2
DETECTIVE INSPECTOR Thomas Lynley received the message shortly before ten that morning. He had gone out to Castle Sennen Farm for a look at their new livestock and was on his way back in the estate Land Rover when his brother intercepted him, hailing him from horseback as he reined in a heaving bay whose breath steamed from fl aring nostrils. It was bitterly cold, far more so than was normal in Cornwall even at this time of year, and Lynley’s eyes narrowed against it defensively as he lowered the Rover’s window. “You’ve a message from London,” Peter Lynley shouted, wrapping the reins expertly round his hand. The mare tossed her head, sidestepping deliberately close to the dry-stone wall that served as border between field and road. “Superintendent Webberly. Something about Strathclyde CID. He wants you to phone him as soon as you can.”
“That’s all?”
The bay danced in a circle as if trying to rid herself of the burden on her back, and Peter laughed at the challenge to his authority. They battled for a moment, each determined to dominate the other, but Peter controlled the reins with a hand that knew instinctively when to let the horse feel the bit and when it would be an infringement on the animal’s spirit to do so. He whipped her round in the fallow field, as if to circle had been an agreed-upon idea between them, and brought her chest forward to the frostrimed wall.

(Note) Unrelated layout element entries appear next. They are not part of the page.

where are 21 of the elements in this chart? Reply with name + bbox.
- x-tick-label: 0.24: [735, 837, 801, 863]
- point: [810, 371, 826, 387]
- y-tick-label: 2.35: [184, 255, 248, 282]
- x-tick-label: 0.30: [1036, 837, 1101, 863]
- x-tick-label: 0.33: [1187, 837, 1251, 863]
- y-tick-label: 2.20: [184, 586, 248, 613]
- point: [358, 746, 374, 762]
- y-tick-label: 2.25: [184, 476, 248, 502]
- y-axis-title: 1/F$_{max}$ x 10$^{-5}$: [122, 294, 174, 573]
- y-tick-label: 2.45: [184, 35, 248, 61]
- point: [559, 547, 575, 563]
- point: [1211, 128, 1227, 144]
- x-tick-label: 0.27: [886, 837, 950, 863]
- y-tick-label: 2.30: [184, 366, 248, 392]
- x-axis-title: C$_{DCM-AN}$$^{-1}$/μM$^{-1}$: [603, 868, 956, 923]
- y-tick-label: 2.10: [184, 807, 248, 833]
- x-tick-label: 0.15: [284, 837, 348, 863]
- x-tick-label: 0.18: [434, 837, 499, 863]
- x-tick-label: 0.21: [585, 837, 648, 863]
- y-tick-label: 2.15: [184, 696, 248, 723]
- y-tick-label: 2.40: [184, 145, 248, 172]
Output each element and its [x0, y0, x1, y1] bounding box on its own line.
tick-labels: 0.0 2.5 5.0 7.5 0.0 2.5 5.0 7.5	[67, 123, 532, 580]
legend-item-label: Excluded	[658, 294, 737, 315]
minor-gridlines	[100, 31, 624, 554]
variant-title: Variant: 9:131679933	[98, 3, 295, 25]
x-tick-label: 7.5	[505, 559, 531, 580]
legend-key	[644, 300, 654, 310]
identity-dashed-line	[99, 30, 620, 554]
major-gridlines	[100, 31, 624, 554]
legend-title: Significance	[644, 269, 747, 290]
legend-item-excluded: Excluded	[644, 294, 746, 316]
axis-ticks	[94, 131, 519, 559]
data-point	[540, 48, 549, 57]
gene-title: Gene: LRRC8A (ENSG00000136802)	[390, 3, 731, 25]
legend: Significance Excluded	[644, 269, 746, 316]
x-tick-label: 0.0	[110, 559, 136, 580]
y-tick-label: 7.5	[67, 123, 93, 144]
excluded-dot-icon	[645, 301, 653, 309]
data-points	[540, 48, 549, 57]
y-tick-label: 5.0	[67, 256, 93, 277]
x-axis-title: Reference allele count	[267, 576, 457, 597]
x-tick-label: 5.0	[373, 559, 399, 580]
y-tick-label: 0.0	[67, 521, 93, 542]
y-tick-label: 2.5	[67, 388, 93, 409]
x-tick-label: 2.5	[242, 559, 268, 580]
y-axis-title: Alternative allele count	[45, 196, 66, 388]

“Hodge took the call.” Peter grinned. “You know the sort of thing. ‘Scotland Yard for his lordship. Shall I go or you?’ Oozing disapproval from every pore as he spoke.”
“Nothing’s changed there,” was Lynley’s response. Having been in his family’s employ for over thirty years, the old butler had for the last twelve refused to come to terms with what he stubbornly referred to as “his lordship’s whimsy,” as if at any moment Lynley might come to his senses, see the light, and begin to live in its radiance in a manner to which Hodge fervently hoped he would become accustomed-in Cornwall, at Howenstow, as far as possible from New Scotland Yard. “What did Hodge tell him?”